How Much Weight Can You Lose With Weight Loss Pills?
Many individuals believe that any weight-loss pill must be a fraud. However, there are weight-loss medications that exist - and work. The only catch is that they're not for 'cosmetic’ use, meaning those in good shape or looking to shed a few pounds should not take them.
Who is suitable for weight loss pills?
If you haven't been able to reduce weight through diet and exercise, your doctor may prescribe a weight-loss drug for you if you fit into one of the following categories:
- You have a body mass index (BMI) greater than 30.
- You have a BMI greater than 27 and a medical problem that causes obesity.
To ensure you lose weight safely, your doctor will evaluate your health and medical history before selecting a medication for you. Your doctor will then go over the advantages and risks of prescription weight-loss medications with you.
It's vital to remember that weight-loss medications aren't for everyone. If you're trying to get pregnant, are already pregnant, or are breastfeeding, for example, prescription weight-loss medications should not be used.
How much weight can you lose?
Compared with a placebo, prescription weight-loss medicines that have been authorised for long-term usage (more than 12 weeks) result in considerably more weight reduction.
The use of weight loss pills in combination with lifestyle modifications results in greater weight loss than lifestyle changes alone. Those who are severely overweight, for example, may lose anywhere from 3% to 7% of their body weight in the first year.
That may appear to be a minor amount. However, 5% to 10% weight loss over time can result in major health benefits, such as lowering blood pressure, blood sugar levels, and triglyceride levels.
How long should you take weight loss pills for?
How long you'll need to take a weight-loss pill is determined by whether it aids in your weight reduction.
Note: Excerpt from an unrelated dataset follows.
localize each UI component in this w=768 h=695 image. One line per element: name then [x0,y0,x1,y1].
If you are starting to lose weight and showing no signs of serious side effects, your doctor may recommend that you continue taking the drug.
If you haven't lost at least 5% of your weight after three to six months, your doctor will most likely change your therapy or switch you to another weight-loss drug.
Important things to know
Common side effects of weight loss pills include nausea, constipation, and diarrhoea. They may go away with time. Severe side effects are uncommon. As a result, it's critical to talk about all treatment choices with your doctor thoroughly.
When people stop taking weight-loss medications, they frequently regain some of the weight they've lost. However, adopting healthy lifestyle choices may assist you to avoid gaining weight.
What weight loss pills are available?
There are three forms of weight loss medication available at Express Pharmacy:
- Bupropion-naltrexone (Mysimba)
- Liraglutide (Saxenda)
- Orlistat (Xenical)
Prescription weight-loss medications work by decreasing hunger and increasing satiety. Some do both. Orlistat is the lone exception, as it works by blocking fat absorption.
Mysimba (Bupropion/Naltrexone) is a combination therapy. Naltrexone is used to cure alcohol and opioid addiction. Bupropion is an antidepressant as well as a smoking cessation medication.
Mysimba can raise blood pressure - due to this, monitoring is required at the start of therapy.
Saxenda (Liraglutide) is also used to treat diabetes. Liraglutide is given by injection, unlike other weight-loss medications.
Xenical (Orlistat) is a prescription drug that may aid in the management of weight loss. Xenical works by stopping your body from absorbing fat from the meals you consume. Xenical can make it easier to lose weight since it reduces the amount of fat absorbed.
Weight-loss medications aren't the solution to weight reduction. They might, however, assist you in making the required lifestyle changes to lose weight and improve your health.